İçinde yaşadığımız toplumda nice insanlar vardır ki, konuştuğunuz zaman içiniz açılır; moral, şevk ve heyecan duyarsınız. Niceleri de vardır ki, konuştukları zaman içiniz kararır, şevkiniz söner, moral ve hizmet etme heyecanınız neyiniz varsa hepsini siler süpürür, kolunuzu kanadınızı kırarlar.
İkinci tip insanlar, iyilik zannıyla fenalık yaparlar da farkına bile varmazlar. “Ümitvar olunuz! Şu istikbal inkılabı içinde en yüksek gür seda, İslâm’ın sedası olacaktır.”gerçeğinin tahripçileridir. Her şeye olumsuz ve memnuniyetsiz bir gözle baktıklarından, kendi âlemleri de karanlık ve memnuniyetsiz insanlardır.

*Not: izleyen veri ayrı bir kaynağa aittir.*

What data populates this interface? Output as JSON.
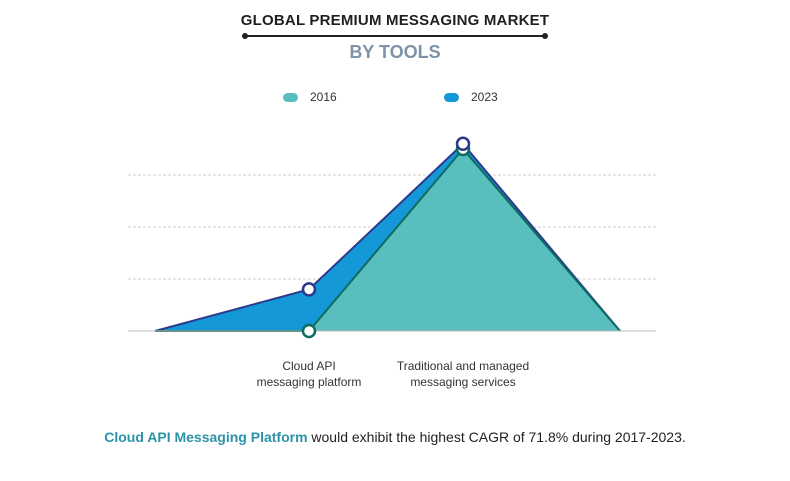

Elbette bir hizmette ve cemaatte her şey güllük gülistanlık değildir. İnsan unsurunun olduğu her yerde bir takım olumsuzluklar kaçınılmazdır. Hizmetin eksik ve noksan taraflarının olması tabiidir.
Ancak, olumsuzluklar yanında onlardan daha fazla olumlu cihetler de vardır. Onları görmezlikten gelmek hakperestlik değildir. Bütün noksanlıklardan beri olmak cennetin özelliklerinden ve her mükemmelin içine bir noksanı karıştırmak bu dünyanın hususiyeti olmasından dolayı, güzellik-çirkinlik, iyilik-fenalık, kemal-noksan burada birbiri içine girmiş. İmtihanın gereği budur.
Sadece iyilik ve güzellikleri görüp, her şeyi toz pembe göstermek, eksikleri göz ardı etmek ve düzeltmeye çalışmamak doğru olmadığı gibi; yalnız noksanlıkları görüp, hiç iyilik ve güzellik yokmuş gibi görüp göstermek de doğru bir yaklaşım değildir.
Bu itibarla, ifrat ve tefritten uzak olarak, mükemmel ve güzel cihetleri görüp, daha güzel şeylere ulaşmak için gayret ve şevke gelmeli ve eksik cihetleri de görüp tamamlama cihetine gidilmelidir. Özellikle, daha fazla şevk ve ümit veren şeyler nazara verilmelidir. Bu prensip, hayatın bütün alanlarında, aile hayatından en geniş dairelere kadar uygulanabilir.